Ben rubbed my shoulders in between contractions, and then let me grip his hand as hard as I could during them. (I was surprised how much I did not want to be touched when I was having contractions).
When my doctor arrived at the hospital for the morning, he stopped into my room.
“You ready to meet your baby?” he said, smiling widely and reassuringly.
I inhaled deeply, exhaled, and nodded firmly. I was ready.
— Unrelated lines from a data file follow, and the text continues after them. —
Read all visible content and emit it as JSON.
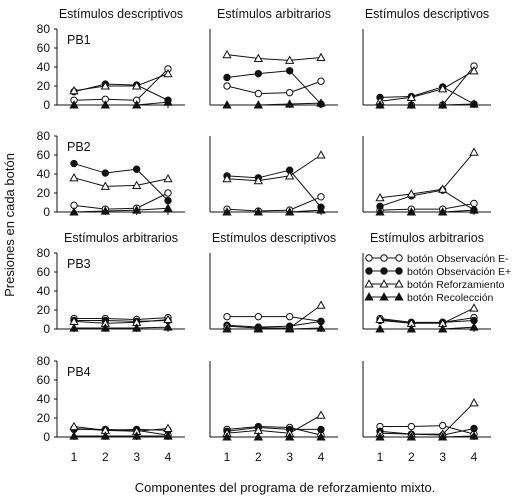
{
  "figure": {
    "ylabel": "Presiones en cada botón",
    "xlabel": "Componentes del programa de reforzamiento mixto."
  },
  "legend": {
    "items": [
      {
        "label": "botón Observación E-",
        "marker": "open-circle"
      },
      {
        "label": "botón Observación E+",
        "marker": "filled-circle"
      },
      {
        "label": "botón Reforzamiento",
        "marker": "open-triangle"
      },
      {
        "label": "botón Recolección",
        "marker": "filled-triangle"
      }
    ]
  },
  "chart_data": {
    "type": "line",
    "x": [
      1,
      2,
      3,
      4
    ],
    "ylim": [
      0,
      80
    ],
    "yticks": [
      0,
      20,
      40,
      60,
      80
    ],
    "grid": false,
    "legend_position": "row 3, right panel",
    "series_names": [
      "botón Observación E-",
      "botón Observación E+",
      "botón Reforzamiento",
      "botón Recolección"
    ],
    "rows": [
      {
        "subject": "PB1",
        "panels": [
          {
            "title": "Estímulos descriptivos",
            "values": [
              [
                5,
                6,
                5,
                38
              ],
              [
                14,
                22,
                21,
                5
              ],
              [
                15,
                20,
                20,
                33
              ],
              [
                0,
                0,
                0,
                3
              ]
            ]
          },
          {
            "title": "Estímulos arbitrarios",
            "values": [
              [
                20,
                12,
                13,
                25
              ],
              [
                29,
                33,
                36,
                1
              ],
              [
                53,
                49,
                47,
                50
              ],
              [
                0,
                0,
                1,
                2
              ]
            ]
          },
          {
            "title": "Estímulos descriptivos",
            "values": [
              [
                0,
                0,
                0,
                41
              ],
              [
                8,
                9,
                19,
                1
              ],
              [
                4,
                8,
                17,
                36
              ],
              [
                0,
                0,
                0,
                1
              ]
            ]
          }
        ]
      },
      {
        "subject": "PB2",
        "panels": [
          {
            "title": "",
            "values": [
              [
                7,
                3,
                4,
                20
              ],
              [
                51,
                41,
                45,
                12
              ],
              [
                36,
                27,
                28,
                35
              ],
              [
                0,
                1,
                2,
                4
              ]
            ]
          },
          {
            "title": "",
            "values": [
              [
                3,
                1,
                2,
                16
              ],
              [
                38,
                36,
                44,
                5
              ],
              [
                35,
                33,
                38,
                60
              ],
              [
                0,
                0,
                0,
                2
              ]
            ]
          },
          {
            "title": "",
            "values": [
              [
                2,
                3,
                3,
                9
              ],
              [
                6,
                17,
                23,
                2
              ],
              [
                15,
                19,
                24,
                63
              ],
              [
                0,
                0,
                0,
                2
              ]
            ]
          }
        ]
      },
      {
        "subject": "PB3",
        "panels": [
          {
            "title": "Estímulos arbitrarios",
            "values": [
              [
                11,
                11,
                10,
                12
              ],
              [
                9,
                9,
                8,
                9
              ],
              [
                8,
                6,
                7,
                10
              ],
              [
                1,
                1,
                1,
                2
              ]
            ]
          },
          {
            "title": "Estímulos descriptivos",
            "values": [
              [
                13,
                13,
                13,
                8
              ],
              [
                4,
                2,
                3,
                8
              ],
              [
                3,
                1,
                1,
                25
              ],
              [
                0,
                0,
                0,
                1
              ]
            ]
          },
          {
            "title": "Estímulos arbitrarios",
            "values": [
              [
                11,
                7,
                7,
                12
              ],
              [
                9,
                6,
                7,
                9
              ],
              [
                10,
                6,
                6,
                22
              ],
              [
                0,
                0,
                0,
                2
              ]
            ]
          }
        ]
      },
      {
        "subject": "PB4",
        "panels": [
          {
            "title": "",
            "values": [
              [
                8,
                8,
                7,
                2
              ],
              [
                9,
                7,
                8,
                7
              ],
              [
                11,
                7,
                6,
                9
              ],
              [
                1,
                1,
                1,
                1
              ]
            ]
          },
          {
            "title": "",
            "values": [
              [
                8,
                11,
                10,
                2
              ],
              [
                6,
                10,
                8,
                8
              ],
              [
                4,
                7,
                4,
                23
              ],
              [
                0,
                0,
                0,
                0
              ]
            ]
          },
          {
            "title": "",
            "values": [
              [
                11,
                11,
                12,
                3
              ],
              [
                6,
                3,
                2,
                9
              ],
              [
                4,
                3,
                3,
                36
              ],
              [
                0,
                0,
                0,
                1
              ]
            ]
          }
        ]
      }
    ]
  }
}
My doctor broke my water (which was one of the strangest feelings–like a water balloon popping), and very soon, the contractions began to intensify.
“You got this, sister” my nurse would say confidently, and I fully believed her.
I really didn’t expect my nurse to play a huge support role in my labor and delivery (and my experience with the birth of my second-child was underwhelming to say the least). In fact, I didn’t think I would need (or want) someone other than my husband involved in that aspect of my labor, but her comforting and affirming words meant so much to me throughout the process.
Finally, I had had enough of the intensity of the contractions. I really didn't feel like I could do it anymore and I asked to have an epidural readied.
My biggest fear of having an epidural (and the main reason for not initially wanting one) was not being able to feel when it was time to push. The loss of control over that part of the process was not what I wanted...and thankfully, not what I experienced.
For those who choose to get them, experiences with epidurals can vastly differ, and for me, it only slightly numbed the intense pain of the contractions instead of completely eliminating it. I was still able to feel almost every sensation of the remainder of the process, while also feeling as though the pain was a bit more manageable.
(Looking back, I supposed I could have asked for more medication, but for me, it was the best of both worlds.)
So I was able to feel when it was time to push. And boy, was it TIME.
Dear reader, if you’ve never given birth and find yourself asking “How will I know when it’s time to push?” Trust me when I say, you will know.